Yo era el novel que había llegado de provincias con los riñones cargados de tipografía que había que ir repartiendo por los periódicos de la capital, yo era el pelo apaisado, las gafas escasas, la boca insegura, el traje indeciso, la corbata sucia, la camisa pobre y la vocación, la vocación, un conglomerado de injusticia y locuacidad, de rebeldía y gramática, para enfrentarse con el mundo.

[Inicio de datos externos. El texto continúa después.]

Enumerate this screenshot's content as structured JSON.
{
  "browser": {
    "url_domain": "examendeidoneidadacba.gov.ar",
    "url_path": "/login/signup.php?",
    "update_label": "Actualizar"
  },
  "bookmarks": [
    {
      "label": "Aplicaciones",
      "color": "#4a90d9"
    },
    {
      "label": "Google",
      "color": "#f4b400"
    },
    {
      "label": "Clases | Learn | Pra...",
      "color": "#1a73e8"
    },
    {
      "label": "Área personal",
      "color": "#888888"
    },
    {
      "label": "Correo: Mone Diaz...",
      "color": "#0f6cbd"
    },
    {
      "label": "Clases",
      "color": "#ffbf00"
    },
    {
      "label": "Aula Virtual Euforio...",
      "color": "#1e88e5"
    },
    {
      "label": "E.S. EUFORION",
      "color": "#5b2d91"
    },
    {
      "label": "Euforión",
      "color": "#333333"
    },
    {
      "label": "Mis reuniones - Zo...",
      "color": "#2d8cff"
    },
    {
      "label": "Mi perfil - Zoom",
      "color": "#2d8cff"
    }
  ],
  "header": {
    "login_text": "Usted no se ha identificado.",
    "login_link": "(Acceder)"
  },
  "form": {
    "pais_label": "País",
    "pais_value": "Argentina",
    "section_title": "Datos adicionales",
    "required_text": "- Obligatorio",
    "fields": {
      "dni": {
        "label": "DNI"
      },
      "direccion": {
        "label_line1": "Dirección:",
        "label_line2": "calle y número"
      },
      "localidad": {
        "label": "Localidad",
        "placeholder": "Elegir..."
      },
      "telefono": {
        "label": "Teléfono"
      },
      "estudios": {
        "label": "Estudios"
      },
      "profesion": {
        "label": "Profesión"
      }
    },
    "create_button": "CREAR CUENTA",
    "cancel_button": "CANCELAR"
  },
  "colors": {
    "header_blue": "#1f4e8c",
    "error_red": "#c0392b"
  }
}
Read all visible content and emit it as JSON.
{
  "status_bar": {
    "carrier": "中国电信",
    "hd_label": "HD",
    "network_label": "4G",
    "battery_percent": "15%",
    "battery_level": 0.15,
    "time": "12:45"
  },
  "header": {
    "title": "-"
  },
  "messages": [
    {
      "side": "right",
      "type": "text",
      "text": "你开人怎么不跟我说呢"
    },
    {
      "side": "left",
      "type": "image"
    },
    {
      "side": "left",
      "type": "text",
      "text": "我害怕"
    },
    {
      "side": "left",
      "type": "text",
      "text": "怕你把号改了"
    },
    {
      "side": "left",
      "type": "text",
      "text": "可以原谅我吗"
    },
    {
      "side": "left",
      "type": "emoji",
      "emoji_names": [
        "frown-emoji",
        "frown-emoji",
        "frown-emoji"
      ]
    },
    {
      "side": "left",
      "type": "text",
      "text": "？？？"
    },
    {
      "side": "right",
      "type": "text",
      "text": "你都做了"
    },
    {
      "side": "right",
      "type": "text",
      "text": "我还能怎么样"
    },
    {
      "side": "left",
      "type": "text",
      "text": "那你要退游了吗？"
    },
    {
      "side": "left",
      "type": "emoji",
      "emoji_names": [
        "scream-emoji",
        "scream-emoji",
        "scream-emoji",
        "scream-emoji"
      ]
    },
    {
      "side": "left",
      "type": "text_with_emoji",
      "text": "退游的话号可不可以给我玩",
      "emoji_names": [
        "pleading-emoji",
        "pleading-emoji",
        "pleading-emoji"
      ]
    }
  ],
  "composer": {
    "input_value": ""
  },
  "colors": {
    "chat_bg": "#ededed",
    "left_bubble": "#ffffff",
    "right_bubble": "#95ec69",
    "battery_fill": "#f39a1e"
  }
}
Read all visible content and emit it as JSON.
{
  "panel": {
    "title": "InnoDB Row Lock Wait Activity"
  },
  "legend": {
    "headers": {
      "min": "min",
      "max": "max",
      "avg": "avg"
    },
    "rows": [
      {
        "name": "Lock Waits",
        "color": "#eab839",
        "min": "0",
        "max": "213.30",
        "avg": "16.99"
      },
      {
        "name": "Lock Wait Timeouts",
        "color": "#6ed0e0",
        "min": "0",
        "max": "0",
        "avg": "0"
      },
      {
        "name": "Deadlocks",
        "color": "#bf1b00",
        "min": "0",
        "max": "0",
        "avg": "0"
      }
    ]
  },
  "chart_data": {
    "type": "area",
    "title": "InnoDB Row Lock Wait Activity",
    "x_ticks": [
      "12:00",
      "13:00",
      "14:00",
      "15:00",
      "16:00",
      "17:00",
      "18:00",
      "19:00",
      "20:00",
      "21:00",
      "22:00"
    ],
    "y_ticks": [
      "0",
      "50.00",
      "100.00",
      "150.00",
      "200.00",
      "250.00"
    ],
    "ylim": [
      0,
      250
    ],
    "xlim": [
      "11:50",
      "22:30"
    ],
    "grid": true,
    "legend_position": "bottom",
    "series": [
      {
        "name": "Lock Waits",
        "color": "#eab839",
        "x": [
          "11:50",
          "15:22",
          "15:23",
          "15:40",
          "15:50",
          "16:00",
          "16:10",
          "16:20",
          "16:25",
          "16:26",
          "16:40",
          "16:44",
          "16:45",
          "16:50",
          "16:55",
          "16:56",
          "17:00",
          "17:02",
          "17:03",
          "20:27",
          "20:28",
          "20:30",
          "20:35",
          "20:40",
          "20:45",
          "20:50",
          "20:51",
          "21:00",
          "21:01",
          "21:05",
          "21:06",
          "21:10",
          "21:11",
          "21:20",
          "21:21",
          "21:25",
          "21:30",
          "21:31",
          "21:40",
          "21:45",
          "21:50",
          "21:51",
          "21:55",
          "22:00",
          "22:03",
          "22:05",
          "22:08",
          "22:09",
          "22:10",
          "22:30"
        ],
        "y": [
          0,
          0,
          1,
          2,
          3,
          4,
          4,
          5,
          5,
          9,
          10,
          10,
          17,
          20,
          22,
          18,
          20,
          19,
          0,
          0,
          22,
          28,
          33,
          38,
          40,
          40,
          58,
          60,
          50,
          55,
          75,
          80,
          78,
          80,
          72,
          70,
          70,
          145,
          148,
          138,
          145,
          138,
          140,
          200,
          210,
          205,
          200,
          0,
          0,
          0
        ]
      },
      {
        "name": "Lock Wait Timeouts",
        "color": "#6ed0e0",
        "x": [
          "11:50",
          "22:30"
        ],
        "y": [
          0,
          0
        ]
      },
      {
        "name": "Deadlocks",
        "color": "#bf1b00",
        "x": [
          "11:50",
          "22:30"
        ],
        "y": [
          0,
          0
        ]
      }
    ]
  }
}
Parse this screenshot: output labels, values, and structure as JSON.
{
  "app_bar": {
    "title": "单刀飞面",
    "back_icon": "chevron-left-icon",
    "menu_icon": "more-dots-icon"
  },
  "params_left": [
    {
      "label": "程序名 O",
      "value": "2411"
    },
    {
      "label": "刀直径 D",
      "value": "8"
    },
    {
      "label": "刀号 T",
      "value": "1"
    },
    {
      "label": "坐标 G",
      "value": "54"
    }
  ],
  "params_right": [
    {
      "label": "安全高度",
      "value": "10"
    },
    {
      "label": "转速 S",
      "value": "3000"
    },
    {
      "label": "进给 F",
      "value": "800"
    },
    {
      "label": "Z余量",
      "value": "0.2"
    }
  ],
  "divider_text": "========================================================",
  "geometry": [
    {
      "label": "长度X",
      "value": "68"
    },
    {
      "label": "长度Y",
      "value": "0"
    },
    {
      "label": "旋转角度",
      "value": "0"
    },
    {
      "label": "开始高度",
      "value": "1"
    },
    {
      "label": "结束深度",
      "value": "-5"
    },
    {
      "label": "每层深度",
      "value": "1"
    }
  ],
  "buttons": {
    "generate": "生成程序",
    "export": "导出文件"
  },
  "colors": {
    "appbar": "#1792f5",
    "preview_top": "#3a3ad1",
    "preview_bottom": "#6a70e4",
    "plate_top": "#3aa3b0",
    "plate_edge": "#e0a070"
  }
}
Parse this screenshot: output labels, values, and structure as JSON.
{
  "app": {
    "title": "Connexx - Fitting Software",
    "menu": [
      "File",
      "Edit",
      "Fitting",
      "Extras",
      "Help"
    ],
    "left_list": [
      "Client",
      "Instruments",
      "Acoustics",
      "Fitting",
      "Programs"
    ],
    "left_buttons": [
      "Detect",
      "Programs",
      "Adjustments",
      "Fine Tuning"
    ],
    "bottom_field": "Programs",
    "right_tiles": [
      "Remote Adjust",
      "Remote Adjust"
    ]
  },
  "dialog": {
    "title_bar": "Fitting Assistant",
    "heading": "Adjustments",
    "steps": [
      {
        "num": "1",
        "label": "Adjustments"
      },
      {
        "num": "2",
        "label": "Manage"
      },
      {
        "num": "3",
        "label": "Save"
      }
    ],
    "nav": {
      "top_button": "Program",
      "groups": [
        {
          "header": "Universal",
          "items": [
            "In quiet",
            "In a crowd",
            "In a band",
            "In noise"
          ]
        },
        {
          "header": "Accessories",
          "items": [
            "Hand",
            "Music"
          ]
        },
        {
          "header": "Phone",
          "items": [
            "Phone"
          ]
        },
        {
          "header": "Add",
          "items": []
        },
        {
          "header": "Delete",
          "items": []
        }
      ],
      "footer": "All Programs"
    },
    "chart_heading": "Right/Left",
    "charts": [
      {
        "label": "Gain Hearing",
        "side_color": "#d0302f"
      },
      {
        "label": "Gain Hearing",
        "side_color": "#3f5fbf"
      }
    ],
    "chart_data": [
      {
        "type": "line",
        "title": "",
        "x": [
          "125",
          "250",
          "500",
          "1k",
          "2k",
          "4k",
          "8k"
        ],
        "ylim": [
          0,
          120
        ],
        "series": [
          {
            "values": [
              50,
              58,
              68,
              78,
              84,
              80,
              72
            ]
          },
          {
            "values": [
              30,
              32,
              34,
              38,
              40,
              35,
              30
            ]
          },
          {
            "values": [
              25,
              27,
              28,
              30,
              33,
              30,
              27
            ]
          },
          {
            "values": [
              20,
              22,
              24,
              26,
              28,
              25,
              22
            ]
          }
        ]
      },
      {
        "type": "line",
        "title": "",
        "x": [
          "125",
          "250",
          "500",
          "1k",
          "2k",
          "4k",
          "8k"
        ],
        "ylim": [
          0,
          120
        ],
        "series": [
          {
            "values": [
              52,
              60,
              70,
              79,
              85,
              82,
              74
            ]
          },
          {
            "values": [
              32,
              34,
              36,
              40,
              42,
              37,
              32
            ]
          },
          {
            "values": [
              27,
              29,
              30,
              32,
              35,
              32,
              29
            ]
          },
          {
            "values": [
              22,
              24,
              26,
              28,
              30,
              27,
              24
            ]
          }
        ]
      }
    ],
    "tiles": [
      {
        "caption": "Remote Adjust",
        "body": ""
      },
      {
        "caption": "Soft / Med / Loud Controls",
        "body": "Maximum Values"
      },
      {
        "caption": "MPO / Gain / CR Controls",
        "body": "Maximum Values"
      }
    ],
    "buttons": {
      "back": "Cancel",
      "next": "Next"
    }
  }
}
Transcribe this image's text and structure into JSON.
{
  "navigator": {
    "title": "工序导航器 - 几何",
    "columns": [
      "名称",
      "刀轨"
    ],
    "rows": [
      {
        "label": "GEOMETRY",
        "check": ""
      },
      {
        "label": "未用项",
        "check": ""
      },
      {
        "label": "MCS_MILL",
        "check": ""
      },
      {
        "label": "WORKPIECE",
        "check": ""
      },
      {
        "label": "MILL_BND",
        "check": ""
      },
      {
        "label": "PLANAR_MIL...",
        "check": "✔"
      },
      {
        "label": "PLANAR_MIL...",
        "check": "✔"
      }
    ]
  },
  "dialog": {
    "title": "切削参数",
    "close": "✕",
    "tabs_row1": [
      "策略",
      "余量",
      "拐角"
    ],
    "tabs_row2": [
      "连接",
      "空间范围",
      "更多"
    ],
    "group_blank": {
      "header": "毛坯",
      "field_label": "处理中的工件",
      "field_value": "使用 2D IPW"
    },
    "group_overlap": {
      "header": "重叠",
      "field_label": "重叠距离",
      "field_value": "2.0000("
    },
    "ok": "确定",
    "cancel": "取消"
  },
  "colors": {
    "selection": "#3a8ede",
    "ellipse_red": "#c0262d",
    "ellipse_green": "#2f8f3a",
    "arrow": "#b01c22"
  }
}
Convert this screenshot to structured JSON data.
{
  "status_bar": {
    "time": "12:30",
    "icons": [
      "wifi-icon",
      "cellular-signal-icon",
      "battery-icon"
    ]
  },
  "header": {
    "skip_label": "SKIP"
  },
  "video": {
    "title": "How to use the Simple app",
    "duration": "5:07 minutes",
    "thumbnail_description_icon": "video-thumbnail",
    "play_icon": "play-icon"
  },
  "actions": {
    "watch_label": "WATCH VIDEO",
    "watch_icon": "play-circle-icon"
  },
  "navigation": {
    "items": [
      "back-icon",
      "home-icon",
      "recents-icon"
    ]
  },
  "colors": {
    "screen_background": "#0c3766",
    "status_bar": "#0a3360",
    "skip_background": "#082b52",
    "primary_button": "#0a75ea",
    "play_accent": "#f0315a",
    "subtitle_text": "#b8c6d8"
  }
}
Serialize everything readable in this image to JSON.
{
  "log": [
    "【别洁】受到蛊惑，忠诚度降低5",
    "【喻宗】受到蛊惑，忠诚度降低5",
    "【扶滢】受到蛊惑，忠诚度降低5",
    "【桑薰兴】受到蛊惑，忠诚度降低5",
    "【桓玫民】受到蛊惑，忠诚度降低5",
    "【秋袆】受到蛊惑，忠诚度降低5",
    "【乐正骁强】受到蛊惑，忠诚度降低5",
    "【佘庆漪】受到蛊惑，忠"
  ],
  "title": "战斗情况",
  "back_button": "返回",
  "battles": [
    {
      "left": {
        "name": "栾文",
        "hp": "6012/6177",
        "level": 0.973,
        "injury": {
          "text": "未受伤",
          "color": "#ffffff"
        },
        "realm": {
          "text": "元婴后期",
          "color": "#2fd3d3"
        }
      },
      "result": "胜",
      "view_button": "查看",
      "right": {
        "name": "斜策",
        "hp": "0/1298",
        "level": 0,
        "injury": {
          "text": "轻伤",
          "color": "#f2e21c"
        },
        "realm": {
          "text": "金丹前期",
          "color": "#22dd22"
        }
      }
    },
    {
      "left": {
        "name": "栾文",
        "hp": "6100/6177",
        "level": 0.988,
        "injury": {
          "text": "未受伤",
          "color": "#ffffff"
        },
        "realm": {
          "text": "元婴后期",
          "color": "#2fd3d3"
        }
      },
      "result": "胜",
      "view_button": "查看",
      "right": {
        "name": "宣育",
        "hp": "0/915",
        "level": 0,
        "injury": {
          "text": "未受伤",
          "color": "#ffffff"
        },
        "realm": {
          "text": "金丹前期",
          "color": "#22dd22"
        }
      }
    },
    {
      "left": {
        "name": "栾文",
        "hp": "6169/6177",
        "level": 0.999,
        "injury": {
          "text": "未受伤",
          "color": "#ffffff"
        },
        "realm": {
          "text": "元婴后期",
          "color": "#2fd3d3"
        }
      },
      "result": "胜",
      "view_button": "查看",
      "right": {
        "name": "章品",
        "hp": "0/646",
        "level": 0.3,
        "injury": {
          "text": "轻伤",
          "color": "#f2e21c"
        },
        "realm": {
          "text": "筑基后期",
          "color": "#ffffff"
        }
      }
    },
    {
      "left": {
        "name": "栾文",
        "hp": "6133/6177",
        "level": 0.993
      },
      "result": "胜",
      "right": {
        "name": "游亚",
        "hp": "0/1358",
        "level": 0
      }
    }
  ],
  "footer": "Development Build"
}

Espejos tristes de pensión, armarios de madera sola, con el gran espejo abultado, desfigurado, enfermo, leproso, lleno de lágrimas duras, donde yo me veía fracasado de antemano, y una máquina de escribir prestada, que había venido en el metro, negra, como una bomba de relojería, en cajones de vino, con muchos transbordos, entre los obreros y las chicas olorosas, y que daba notas falsas, letras en blanco por donde se iba todo el aire de mi vida, el desaliento de la vocación. Trabajar a mano, con letra insegura, trabajar a máquina, con espacios en blanco, con huecos dentro de las palabras, y fabricar algo, construir día a día un absurdo de prosa y miedo, todo el sinsentido de la vocación, del oficio, qué afán de escribirlo todo, manuscribir el mundo, mecanografiar la vida, encenagar de palabras la celulosa, la materia virgen de los bosques y el sueño blanco de las mujeres.
Ibas para joven malvado, querías hacer la crónica de la vida airada sin haberla vivido y sentías (Baudelaire) que el estudio de la belleza es un duelo en que el artista grita siempre horrorizado antes de sucumbir.